ひそかに感心している庶民派側近ローディアの横で、顔色こそ変えないがカヘルもけっこう驚いていた。
――つまりいわくを抜きにしても、≪王の石≫自体に多少の価値はつくわけだ……。
シウラーン警邏部長はここへ来る途中、石に事欠く土地ではないと言っていた。しかし古文献の挿画を見る限り、≪王の石≫はその辺に転がっている石とはだいぶ異なっている。柱状にすらりと整った形をしていた。審美的な利点から高値で売れると判断され、持ち出された可能性はあるのかもしれない。
おやじに礼を言って、カヘルとローディアは造園石工の家をあとにした。
「あの~、カヘル侯」
道すがら、ローディアがもしゃっと上からカヘルに声をかける。歩く速度をゆるめず、カヘルはちろりと見上げて先を促した。

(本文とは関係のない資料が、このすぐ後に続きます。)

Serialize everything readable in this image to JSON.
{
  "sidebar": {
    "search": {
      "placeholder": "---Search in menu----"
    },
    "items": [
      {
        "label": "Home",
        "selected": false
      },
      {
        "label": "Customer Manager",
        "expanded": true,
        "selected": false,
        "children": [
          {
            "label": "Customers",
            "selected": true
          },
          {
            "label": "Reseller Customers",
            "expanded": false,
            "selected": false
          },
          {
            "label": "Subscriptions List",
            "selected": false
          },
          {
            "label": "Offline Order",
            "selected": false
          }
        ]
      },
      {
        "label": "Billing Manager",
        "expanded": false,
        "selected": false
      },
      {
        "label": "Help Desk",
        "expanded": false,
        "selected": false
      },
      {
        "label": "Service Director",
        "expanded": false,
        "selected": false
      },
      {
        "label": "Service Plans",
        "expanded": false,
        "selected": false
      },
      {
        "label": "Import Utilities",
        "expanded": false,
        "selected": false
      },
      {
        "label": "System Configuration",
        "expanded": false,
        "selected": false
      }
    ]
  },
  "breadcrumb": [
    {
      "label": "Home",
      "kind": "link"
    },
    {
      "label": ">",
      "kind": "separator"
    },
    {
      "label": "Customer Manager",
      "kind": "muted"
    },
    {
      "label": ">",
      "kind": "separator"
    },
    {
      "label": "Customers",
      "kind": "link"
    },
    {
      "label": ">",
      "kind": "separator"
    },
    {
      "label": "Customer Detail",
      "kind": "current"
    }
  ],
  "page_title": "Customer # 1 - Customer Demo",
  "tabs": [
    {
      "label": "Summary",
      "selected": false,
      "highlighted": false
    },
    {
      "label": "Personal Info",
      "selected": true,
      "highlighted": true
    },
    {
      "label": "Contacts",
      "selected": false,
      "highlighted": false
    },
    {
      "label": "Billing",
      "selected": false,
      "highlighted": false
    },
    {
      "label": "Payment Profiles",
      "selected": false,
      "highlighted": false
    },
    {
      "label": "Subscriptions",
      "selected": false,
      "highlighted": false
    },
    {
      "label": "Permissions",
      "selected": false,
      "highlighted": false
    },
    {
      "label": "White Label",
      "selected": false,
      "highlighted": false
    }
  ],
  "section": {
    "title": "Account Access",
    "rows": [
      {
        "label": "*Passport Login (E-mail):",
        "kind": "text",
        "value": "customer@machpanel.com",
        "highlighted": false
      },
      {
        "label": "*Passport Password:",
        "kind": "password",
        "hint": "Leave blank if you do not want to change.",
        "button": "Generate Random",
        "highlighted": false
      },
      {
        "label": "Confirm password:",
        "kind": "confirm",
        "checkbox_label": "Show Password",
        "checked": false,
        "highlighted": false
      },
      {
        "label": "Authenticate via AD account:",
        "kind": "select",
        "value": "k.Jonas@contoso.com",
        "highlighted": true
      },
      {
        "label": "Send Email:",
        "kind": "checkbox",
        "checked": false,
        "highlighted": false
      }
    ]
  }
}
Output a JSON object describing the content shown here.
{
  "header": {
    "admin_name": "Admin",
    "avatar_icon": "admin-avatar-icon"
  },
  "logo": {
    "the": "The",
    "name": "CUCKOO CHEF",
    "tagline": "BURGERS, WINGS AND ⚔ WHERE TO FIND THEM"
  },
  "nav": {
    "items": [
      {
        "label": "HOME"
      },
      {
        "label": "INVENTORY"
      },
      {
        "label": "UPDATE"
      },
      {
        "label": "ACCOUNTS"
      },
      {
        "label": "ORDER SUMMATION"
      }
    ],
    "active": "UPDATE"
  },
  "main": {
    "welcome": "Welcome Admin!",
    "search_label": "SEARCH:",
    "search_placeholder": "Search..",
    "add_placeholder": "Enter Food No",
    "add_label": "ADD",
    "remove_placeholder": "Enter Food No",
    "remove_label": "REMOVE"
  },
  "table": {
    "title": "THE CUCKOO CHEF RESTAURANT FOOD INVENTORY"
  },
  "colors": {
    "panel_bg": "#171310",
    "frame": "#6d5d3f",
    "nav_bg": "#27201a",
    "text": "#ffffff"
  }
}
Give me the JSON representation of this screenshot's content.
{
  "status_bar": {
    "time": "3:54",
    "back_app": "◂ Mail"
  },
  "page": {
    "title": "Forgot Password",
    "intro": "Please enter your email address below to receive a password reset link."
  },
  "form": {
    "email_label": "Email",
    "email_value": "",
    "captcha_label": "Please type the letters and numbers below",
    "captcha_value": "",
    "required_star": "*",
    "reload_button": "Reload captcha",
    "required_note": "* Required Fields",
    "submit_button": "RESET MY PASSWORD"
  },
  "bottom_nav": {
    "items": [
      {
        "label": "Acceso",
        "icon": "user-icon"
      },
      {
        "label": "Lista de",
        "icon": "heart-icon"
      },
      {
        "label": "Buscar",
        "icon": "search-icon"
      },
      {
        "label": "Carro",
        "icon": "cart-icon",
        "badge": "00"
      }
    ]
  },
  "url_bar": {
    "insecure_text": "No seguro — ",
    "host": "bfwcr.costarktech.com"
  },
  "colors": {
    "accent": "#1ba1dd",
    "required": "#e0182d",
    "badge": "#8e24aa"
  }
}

「先ほど、石屋さんが言っていた≪境界石≫のことで思いついたんです。ものすごく俗的な話になりますが、……ご近所問題の延長だった、とは考えられないでしょうか?」
カヘルは眉を少々ひそめた。ローディアは続ける。
「人里離れた場所に置かれた≪境界石≫は、往々にして動かされやすく、隣接する土地の所有者間でよく問題になります。ノクラーハ老侯や一家に私怨を抱いていた人間が、嫌がらせのために石を持ち去ったのかも……」
「それを実行するとしたら、よほどの低能ではないですか」
「はい。それに石は境界地ではなく、ノクラーハ家の所有地ど真ん中にありましたから、可能性としてはかなり低いと私も思います。けれど巨立石について、以前ファイー侯の言っていたことも思い出したのです」
「……地下水脈のことですか?」
ファイーの名を出した途端、きらーんと冷やっこさの冴える上司をわかりやすいと思いつつ、ローディアはうなづいた。
「ファイー侯は、今日は言及していませんでしたね。失われた≪王の石≫は、≪エルメンの傭兵≫ほど巨大ではなかった。周辺環境にさほど影響を及ぼすことは、ないのかもしれない……」
女性文官は今夏とある殺人事件において、犯人との濡れ衣を着せられた巨立石が住民たちに引き倒されるところだったのを救った。石の重量が地下水脈に及ぼす影響を語って聞かせ、いたずらに動かしては水の出に障りが出ると説いて、事なきを得たのである。
――石を動かしたことで、王の権威失墜とはまた別の、何らかの害は出たのだろうか? ささいなことでも仮に実害があったのだとしたら、嫌がらせ説も馬鹿にはできぬか。
「その点については保留です、ローディア侯。あとでファイー侯に詳しく聞いてみましょう」
「はい」
ざかざかざか……。石だたみの路地をゆくカヘルの速足に、心もち弾みがついている。二歩うしろを歩きながら、副団長ほんと最近わかりやすいな、とローディアは毛深い胸のうちで思っていた。